Spingersi al di là del confine, oltre il quale senso e tempo non hanno dimora. Tra talento e genialità, tra luoghi che hanno un’anima e l’immagine di un tempo che resta ansiosamente sospeso, come in attesa d’un evento che rompa un nocivo sortilegio: quello d’una vita sepolta che torni a risorgere all’improvviso. Un tesoro dissotterrato e strappato alla notte. Una porta stanca di tempo, in un borgo bellissimo che non ti viene incontro, ma te lo devi andare a cercare. Fumone e Giorgio Tolomei, una simbiosi che va al di là del luogo e dell’artista.
E’ qui, nella sua Fumone che Gitò allestisce le sue “sacre” rappresentazioni, per quanto sacrale possa e debba essere considerato l’amore per un luogo, in un’epoca in cui ogni luogo viene costantemente e impunemente dissacrato. Ha scavato e va scavando, in una memoria che seguita a sanguinare come una ferita, quell’’essenziale patrimonio di colori e di vita. Frammenti di vecchie porte, di finestre, di sacchi o di tessuti non parlano di per se stessi, è lui che riesce a restituire a preziosi reperti d’una civiltà pre-consumistica tutto il loro sacrale mistero d’uso. E le cose si arrendono e degnamente decorano e si integrano, si fanno cornice, giorni, stagioni o veste di quelle. Un gatto che struscia alla pietra, piante che colano rigogliose oltre le sbarre del tempo. Vasi di fiori che vincono senza gara sul rossiccio del selciato ed è di nuovo e sempre primavera nella Fumone di Gitò. Lucente, nella sua essenziale bellezza, ella si fa incontro al passante. La nostalgia dei vicoli si schiude adagio sull’immagine di vita.

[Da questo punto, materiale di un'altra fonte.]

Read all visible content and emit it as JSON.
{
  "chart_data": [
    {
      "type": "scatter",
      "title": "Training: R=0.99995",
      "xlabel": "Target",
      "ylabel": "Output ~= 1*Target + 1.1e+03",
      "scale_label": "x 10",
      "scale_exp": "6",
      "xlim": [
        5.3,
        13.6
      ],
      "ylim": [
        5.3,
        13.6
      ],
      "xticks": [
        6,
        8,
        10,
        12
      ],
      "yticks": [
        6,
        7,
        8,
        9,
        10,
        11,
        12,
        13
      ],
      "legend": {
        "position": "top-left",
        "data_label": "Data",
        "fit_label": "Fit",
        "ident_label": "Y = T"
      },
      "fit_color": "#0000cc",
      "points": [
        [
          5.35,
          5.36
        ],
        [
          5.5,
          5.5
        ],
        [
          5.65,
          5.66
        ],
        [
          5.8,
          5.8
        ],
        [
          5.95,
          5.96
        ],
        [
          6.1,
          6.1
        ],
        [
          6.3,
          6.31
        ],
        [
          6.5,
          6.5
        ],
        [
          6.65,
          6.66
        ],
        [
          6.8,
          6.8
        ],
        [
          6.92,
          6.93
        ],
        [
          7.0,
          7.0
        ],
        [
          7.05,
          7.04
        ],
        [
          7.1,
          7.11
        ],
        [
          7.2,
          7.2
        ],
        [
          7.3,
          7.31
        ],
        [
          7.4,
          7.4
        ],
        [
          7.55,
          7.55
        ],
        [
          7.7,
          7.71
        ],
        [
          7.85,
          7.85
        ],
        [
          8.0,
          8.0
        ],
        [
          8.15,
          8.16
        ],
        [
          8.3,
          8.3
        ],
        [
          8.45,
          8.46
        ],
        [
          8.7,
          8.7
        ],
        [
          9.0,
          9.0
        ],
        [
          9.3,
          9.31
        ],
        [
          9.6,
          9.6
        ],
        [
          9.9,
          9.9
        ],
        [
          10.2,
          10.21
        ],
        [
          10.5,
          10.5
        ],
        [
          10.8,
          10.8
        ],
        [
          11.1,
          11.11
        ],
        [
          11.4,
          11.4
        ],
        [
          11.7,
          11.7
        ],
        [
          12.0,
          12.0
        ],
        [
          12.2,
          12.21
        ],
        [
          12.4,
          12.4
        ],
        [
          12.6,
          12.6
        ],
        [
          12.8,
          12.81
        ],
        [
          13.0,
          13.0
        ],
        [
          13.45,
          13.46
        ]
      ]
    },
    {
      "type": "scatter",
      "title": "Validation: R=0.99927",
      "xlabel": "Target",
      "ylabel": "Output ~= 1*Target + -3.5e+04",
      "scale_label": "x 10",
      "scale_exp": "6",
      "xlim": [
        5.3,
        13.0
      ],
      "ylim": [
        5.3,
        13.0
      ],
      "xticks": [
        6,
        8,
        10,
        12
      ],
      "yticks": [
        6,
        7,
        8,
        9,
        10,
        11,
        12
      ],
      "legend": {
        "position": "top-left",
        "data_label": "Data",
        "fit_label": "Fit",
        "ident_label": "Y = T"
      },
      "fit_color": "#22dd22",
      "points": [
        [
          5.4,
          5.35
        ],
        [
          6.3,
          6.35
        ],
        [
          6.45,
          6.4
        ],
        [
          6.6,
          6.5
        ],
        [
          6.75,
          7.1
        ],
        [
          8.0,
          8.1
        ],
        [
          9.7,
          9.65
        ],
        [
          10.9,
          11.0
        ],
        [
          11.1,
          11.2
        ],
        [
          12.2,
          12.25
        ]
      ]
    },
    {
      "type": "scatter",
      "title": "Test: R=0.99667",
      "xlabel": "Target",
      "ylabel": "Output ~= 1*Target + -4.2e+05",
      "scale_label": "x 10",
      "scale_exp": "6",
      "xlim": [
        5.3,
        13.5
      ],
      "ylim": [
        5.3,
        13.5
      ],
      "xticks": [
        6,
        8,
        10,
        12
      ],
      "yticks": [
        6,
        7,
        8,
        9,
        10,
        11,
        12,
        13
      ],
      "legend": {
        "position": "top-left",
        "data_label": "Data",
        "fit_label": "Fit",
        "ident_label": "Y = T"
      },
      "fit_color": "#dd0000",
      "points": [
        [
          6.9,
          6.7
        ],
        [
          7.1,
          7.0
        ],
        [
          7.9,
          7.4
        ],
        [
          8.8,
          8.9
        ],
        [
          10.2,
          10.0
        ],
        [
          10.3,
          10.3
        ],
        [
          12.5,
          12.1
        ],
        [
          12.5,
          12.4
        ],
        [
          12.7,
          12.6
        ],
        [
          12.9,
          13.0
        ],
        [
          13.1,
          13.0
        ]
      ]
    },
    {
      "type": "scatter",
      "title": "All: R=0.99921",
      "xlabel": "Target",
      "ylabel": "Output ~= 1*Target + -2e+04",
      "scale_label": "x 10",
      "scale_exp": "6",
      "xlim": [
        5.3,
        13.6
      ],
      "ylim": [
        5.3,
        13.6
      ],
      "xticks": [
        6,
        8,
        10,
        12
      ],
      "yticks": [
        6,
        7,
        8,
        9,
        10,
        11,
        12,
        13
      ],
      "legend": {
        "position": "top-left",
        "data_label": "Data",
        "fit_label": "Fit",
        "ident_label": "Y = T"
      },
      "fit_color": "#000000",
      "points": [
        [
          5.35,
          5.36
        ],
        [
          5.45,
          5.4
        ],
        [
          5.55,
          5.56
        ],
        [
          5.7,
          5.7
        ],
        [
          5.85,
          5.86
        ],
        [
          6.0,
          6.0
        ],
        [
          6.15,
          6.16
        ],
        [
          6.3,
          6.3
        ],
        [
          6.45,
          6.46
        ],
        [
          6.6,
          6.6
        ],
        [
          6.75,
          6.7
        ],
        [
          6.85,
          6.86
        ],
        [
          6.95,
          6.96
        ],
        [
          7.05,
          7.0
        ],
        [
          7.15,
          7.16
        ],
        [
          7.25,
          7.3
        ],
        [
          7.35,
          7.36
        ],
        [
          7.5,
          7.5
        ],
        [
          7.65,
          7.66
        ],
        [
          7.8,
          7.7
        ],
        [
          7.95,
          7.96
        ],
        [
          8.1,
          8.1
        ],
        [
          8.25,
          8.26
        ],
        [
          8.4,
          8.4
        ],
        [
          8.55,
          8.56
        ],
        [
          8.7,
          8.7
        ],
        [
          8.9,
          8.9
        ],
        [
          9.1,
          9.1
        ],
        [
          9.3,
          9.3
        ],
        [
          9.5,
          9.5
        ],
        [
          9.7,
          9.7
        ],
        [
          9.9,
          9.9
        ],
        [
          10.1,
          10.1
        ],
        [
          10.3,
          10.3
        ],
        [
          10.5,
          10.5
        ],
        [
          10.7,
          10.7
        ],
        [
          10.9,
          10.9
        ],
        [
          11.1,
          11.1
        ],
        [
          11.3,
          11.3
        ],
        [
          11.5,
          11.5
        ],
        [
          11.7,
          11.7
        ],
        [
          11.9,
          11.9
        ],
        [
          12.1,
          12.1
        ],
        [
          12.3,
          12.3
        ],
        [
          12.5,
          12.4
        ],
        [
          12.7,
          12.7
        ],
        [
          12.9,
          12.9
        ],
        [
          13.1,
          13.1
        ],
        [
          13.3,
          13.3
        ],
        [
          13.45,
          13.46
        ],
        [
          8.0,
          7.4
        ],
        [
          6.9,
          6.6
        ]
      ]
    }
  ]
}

Quasi si trattasse d’un’antica pala d’altare, in una cripta di azzurro. Gitò scandaglia negli abissi della storia, dissotterra dal silenzio degli anni e delle rovinose mutazioni, tenta di strappare il suo borgo dalla notte impietosa dell’oblio. E ancora, ansiosamente, v’insegue quel senso di sacrale stupore delle cose che si è dissolto dalle nostre vite. E così, Fumone serba il candore della sua grazia tenacemente segreta. E la sua anima in lui riemerge come in una fola. Un grande atto d’amore per la sua terra, una felice e suggestiva testimonianza del suo ‘essere’ e non ‘apparire’. I segni dei riti più consueti d’una vita felice in questi paesi dove non si prende il numero delle presenze, non si firmano quaderni d’ingresso. Questi luoghi sono morti che non si ricambiano e le cose migliori riescono se si assecondano le curve perché qualcosa di buono c’è sempre. Nella polvere che vola, nella paura del tempo che cambia all’improvviso, del sereno, nel silenzio struggente per qualcosa. Sono posti che hanno dignità e solo chi li conosce nelle vene può riportare in vita quell’arreso incanto.